Given more encouragement, she was about to voice this certainty aloud, but Mother Malloy was sitting very still, hands folded on her lap, head bowed, and so Tildy searched for something less egotistical and hit on the idea of
fifteen alone
. Mother Malloy loved concision and modesty—she was always counseling them about “not biting off more than you can chew” in their presentations.

“I was thinking, Mother, maybe I could just take Eleanor at fifteen, basing it on all the history that was going on around her, all the fascinating people, and why she and Louis had to consolidate their holdings, and … no, wait, Mother, I’ve got a better idea. I could just do the marriage—or even Eleanor, on horseback, a fifteen-year-old duchess, riding toward the young king she has never met, with all her vassals and trappings, and show why—”

Mother Malloy did not raise her head. She seemed scarcely to be breathing.

Then she stirred herself and apologized, explaining that she had been having trouble sleeping lately, and asked Tildy if she would mind going over her proposal again.

Three of the most dependable people in Tildy’s life: the teacher who had spent hours encouraging her to express herself in new ways and the two house servants whose adoration she had taken for granted ever since they had taken turns pushing her wherever she wanted to go in her stroller; within a single week, two of them had run out of the room laughing at her, and she had put the other one to sleep sitting bolt upright.

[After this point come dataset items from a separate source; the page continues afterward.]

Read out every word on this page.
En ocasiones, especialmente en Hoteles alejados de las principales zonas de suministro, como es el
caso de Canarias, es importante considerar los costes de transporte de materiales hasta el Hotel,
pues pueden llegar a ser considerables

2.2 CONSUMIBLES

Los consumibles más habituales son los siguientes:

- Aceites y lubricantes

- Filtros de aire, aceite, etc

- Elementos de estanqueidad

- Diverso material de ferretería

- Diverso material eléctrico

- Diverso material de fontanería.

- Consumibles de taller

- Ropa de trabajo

It made you think twice before taking anybody’s fealty for granted. Thank goodness there were some new people in her life to make a fresh impression on today. At the moment, Tildy sat next to Jiggsie Judd, the new boarder who had recently been demoted to ninth grade by Mother Ravenel, on the scratchy backseat of Jiggsie’s Spartanburg grandmother’s ancient Oldsmobile, being driven by “Bob,” a cigar-smoking man in Levi’s and a plaid wool jacket. They were on their way to the Sunset Park Inn to have afternoon tea with Mrs. Judd in her suite. Bob seemed to be an uncertain mixture of friend and retainer to Jiggsie’s grandmother. Jiggsie said he “went everywhere with her” and “stayed in the room smoking when she had company at home,” but Granny wrote him a check for fifty dollars every week; Jiggsie had seen her doing it. Since Tildy had been in the car, Bob had related several bits of information about Mrs. Judd, whom he referred to as “Nita,” in his sarcastic smoker’s voice: “Nita” still had her license, but she liked him to drive so she didn’t have to pay attention to where they were going; “Nita” refused to part with the 1937 Oldsmobile, whose yearly upkeep cost them more than a new car, because her late husband had bought it for her the year before he died; “Nita” tended to dwell in the past, but she was right good company. His tone teetered between affection and condescension. Tildy was encouraged by the “dwelling in the past” part, however, because this afternoon she planned to ransack the memory of Mrs. Nita Netherby Judd, class of 1913, for the purposes of the play. Think of it: 1913 was only three years after Mount St. Gabriel’s opened. Mrs. Judd would have known the foundress in her prime!